Complete elimination (avoidance) of milk and milk-based products from the diet is considered the main treatment for CMA. However, complete avoidance of proteins present in cow´s milk might adversely impact the growth and development of infants or children (Bu, Luo et al. 2013). Hence, for infants with CMA, breastfeeding (if possible) and/or alternative formula (like hydrolyzed or amino acid-based formula or soy formula) should be considered as a source of nutrition (de Silva D, Geromi M et al. 2014, Manuyakorn and Tanpowpong 2019).
Furthermore, CMA patients are usually recommended to avoid other mammalian milk, like goat’s milk and sheep’s milk, owing to the presence of highly cross-reactive allergenic molecules (Sampson, Aceves et al. 2014).

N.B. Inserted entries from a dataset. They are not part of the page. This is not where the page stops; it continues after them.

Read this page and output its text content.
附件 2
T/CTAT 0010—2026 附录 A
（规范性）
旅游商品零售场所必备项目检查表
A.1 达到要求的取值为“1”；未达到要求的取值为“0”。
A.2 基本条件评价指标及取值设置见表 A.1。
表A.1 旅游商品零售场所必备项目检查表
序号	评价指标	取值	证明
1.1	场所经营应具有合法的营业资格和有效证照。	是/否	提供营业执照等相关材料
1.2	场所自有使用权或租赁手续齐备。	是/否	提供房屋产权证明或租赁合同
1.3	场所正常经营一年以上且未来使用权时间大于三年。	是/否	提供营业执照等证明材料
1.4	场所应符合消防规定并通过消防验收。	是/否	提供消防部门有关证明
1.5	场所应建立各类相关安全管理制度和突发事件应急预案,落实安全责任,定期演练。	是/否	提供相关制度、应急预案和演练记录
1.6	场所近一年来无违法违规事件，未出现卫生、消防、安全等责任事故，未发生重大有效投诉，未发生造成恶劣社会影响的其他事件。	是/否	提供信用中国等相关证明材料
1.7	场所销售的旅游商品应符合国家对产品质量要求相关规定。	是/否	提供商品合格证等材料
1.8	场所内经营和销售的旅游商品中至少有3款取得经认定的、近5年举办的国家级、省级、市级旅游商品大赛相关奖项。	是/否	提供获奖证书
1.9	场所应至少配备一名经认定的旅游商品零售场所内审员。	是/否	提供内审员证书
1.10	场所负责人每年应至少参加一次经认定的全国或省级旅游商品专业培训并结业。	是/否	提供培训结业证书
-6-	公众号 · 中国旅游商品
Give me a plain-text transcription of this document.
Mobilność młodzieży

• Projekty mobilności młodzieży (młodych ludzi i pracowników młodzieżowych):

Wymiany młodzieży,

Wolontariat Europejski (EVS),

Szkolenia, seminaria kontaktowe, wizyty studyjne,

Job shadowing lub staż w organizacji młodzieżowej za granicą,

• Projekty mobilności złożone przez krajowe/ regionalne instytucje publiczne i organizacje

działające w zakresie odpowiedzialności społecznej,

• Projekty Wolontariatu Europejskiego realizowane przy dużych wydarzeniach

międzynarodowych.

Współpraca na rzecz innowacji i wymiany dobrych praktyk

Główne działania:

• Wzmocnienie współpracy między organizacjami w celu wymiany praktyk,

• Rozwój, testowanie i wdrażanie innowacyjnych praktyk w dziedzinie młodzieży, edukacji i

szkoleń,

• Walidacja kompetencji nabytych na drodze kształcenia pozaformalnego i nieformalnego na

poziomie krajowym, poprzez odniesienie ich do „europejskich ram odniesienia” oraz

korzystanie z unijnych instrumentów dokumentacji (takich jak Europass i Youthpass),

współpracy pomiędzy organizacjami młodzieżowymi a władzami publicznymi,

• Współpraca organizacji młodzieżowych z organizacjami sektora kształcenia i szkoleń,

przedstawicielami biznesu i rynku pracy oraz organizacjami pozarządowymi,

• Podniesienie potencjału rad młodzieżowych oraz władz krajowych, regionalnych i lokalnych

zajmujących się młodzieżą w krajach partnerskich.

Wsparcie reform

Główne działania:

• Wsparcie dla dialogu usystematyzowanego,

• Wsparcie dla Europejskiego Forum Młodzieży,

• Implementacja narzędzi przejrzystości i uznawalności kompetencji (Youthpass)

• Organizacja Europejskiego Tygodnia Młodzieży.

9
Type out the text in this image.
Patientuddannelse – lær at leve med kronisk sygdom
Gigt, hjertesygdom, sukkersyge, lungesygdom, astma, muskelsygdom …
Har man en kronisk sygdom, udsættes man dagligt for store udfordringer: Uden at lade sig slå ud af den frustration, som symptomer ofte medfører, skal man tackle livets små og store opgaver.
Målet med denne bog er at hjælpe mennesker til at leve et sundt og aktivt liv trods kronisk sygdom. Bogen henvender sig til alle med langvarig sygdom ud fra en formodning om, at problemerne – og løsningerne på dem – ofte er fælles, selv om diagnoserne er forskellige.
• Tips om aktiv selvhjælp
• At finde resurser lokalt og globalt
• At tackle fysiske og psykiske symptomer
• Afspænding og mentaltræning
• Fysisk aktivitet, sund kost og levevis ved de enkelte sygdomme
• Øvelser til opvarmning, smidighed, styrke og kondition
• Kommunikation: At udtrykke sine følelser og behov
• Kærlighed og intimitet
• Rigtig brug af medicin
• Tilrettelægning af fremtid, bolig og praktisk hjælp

Early introduction of CMP as a supplement to breastfeeding and during weaning might be beneficial in developing tolerance towards CM (Katz, Rajuan et al. 2010). Additionally, the introduction of baked-milk products (muffins, bread, and cakes) in the diet of children with CMA has been reported to enhance milk tolerance and is even considered a positive treatment alternative for patients with CMA (Sackesen, Altintas et al. 2019).